Calgary midwife calls for better distribution of funding

A Calgary midwife says she may be forced to close her new practice because of how Alberta Health has allocated funding for midwives in the province. But her fortune may improve once the provincial budget is released next month.

Otherwise Cassie Evans says she may be forced to close her new practice

Cassie Evans is a registered midwife in Calgary. (Erika Stark/CBC)

A Calgary midwife says she may be forced to close her new practice because of how Alberta Health has allocated funding for midwives in the province. 

But that could change once the provincial budget is released next month. On Tuesday afternoon, Health Minister Sarah Hoffman hinted that it could contain good news for midwives.

"If I were an expecting mother and or midwife, I would be looking forward to April 14th with hope and optimism," Hoffman said.

She declined to get into specifics but said that if she was a mom, she'd be "excited."

Cassie Evans has been a registered midwife for seven years. Last September, she left her job and lost her seniority to open her own clinic, Honeycomb Midwives, with three other midwives.

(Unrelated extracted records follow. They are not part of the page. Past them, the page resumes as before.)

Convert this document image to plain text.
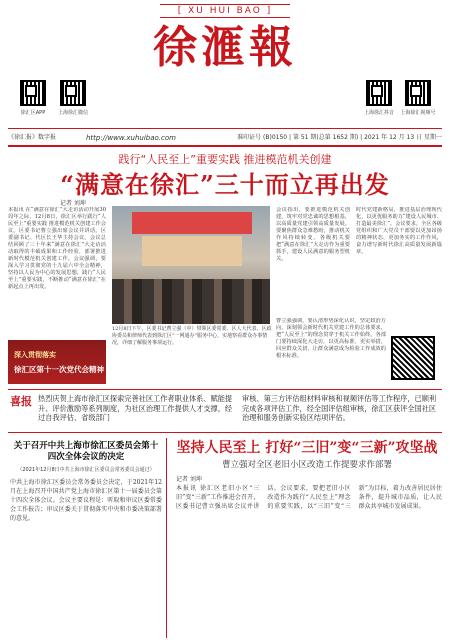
[ XU HUI BAO ]
徐滙報
徐汇区APP	上海徐汇微信	上海徐汇抖音	上海徐汇视频号
《徐汇报》数字报	http://www.xuhuibao.com	准印证号 (B)0150 | 第 51 期(总第 1652 期) | 2021 年 12 月 13 日 星期一
践行“人民至上”重要实践 推进模范机关创建
“满意在徐汇”三十而立再出发
记者 刘坤
本报讯 在“满意在徐汇”大走访活动开展30周年之际，12月8日，徐汇区举行践行“人民至上”重要实践 推进模范机关创建工作会议。区委书记曹立强出席会议并讲话。区委副书记、代区长王华主持会议。会议总结回顾了三十年来“满意在徐汇”大走访活动取得的丰硕成果和工作经验，部署推进新时代模范机关创建工作。会议强调，要深入学习贯彻党的十九届六中全会精神，坚持以人民为中心的发展思想，践行“人民至上”重要实践，不断推动“满意在徐汇”在新起点上再出发。
会议指出，要推进模范机关创建，筑牢对党忠诚的思想根基，以高质量党建引领高质量发展。要聚焦群众急难愁盼，推动机关作风持续转变。各级机关要把“满意在徐汇”大走访作为重要抓手，建设人民满意的服务型机关。
时代党建新格局，推进基层治理现代化，以更优服务助力“建设人民城市、打造最美徐汇”。会议要求，全区各级党组织和广大党员干部要以更加昂扬的精神状态、更加务实的工作作风，奋力谱写新时代徐汇高质量发展新篇章。
12月8日下午，区委书记曹立强（中）带领区委常委、区人大代表、区政协委员和律师代表到徐汇区“一网通办”服务中心，实地察看群众办事情况，详细了解服务事项运行。
曹立强强调，要认清形势深化认识，坚定政治方向，深刻领会新时代机关党建工作的总体要求，把“人民至上”的理念贯穿于机关工作始终。各部门要持续深化大走访，以更高标准、更实举措，回应群众关切，让群众满意成为检验工作成效的根本标准。
深入贯彻落实
徐汇区第十一次党代会精神
喜报 热烈庆贺上海市徐汇区探索完善社区工作者职业体系、赋能提升、评价激励等系列制度，为社区治理工作提供人才支撑，经过自我评估、省级部门
审核、第三方评估组材料审核和视频评估等工作程序，已顺利完成各项评估工作，经全国评估组审核，徐汇区获评全国社区治理和服务创新实验区结项评估。
关于召开中共上海市徐汇区委员会第十四次全体会议的决定
（2021年12月8日中共上海市徐汇区委员会常务委员会通过）
中共上海市徐汇区委员会常务委员会决定，于2021年12月在上海召开中国共产党上海市徐汇区第十一届委员会第十四次全体会议。会议主要议程是：听取和审议区委常委会工作报告；审议区委关于贯彻落实中央和市委决策部署的意见。
坚持人民至上 打好“三旧”变“三新”攻坚战
曹立强对全区老旧小区改造工作提要求作部署
记者 刘坤
本报讯 徐汇区老旧小区“三旧”变“三新”工作推进会召开，区委书记曹立强出席会议并讲话。会议要求，要把老旧小区改造作为践行“人民至上”理念的重要实践，以“三旧”变“三新”为目标，着力改善居民居住条件，提升城市品质，让人民群众共享城市发展成果。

It was around that time the provincial government announced it was funding 400 more midwife-assisted births, or courses of care, bringing the total in the province to 2,774.

"There was a lot of encouragement from Alberta Health Services to start these practices and then to focus on [certain] areas," Evans told the Calgary Eyeopener. "We oriented our practice towards that, thinking that was in line with where the province wanted to go but when the funding came out it didn't support that."

Unfair allocations

On Friday, the province released the funding allocations for midwives in the province. Evans' clinic, which also employs three other experienced midwives, received 53 courses of care — the equivalent of a little more than one full-time position.

"We knew that there was a shortage of courses of care," Evans said.

"What we weren't expecting is that experienced midwives, in the way the allocation would go, that their experience wasn't used at all in terms of how they decided to allocate the funds."

She said the allocation has left her at a loss.

"I'm financially devastated by this," Evans said. "Between the money for the startup for the business and also signing a three year lease, I have no idea what I'm going to do."

Long wait list

About 1,800 women in Alberta are currently on a wait list for care from one of the province's midwives.

Evans' clinic has 70 women in care and only 53 courses of care to fund them, which means some women may have to pay privately for their care. 

A spokesperson for Health Minister Sarah Hoffman (pictured) says midwives will receive good news in the upcoming provincial budget. (CBC)

Before receiving funding in 2009, midwives in Alberta worked on a private-pay system, but Evans said she fears that will move midwifery into a two-tiered system. There are no regulations in place against paying for a midwife privately.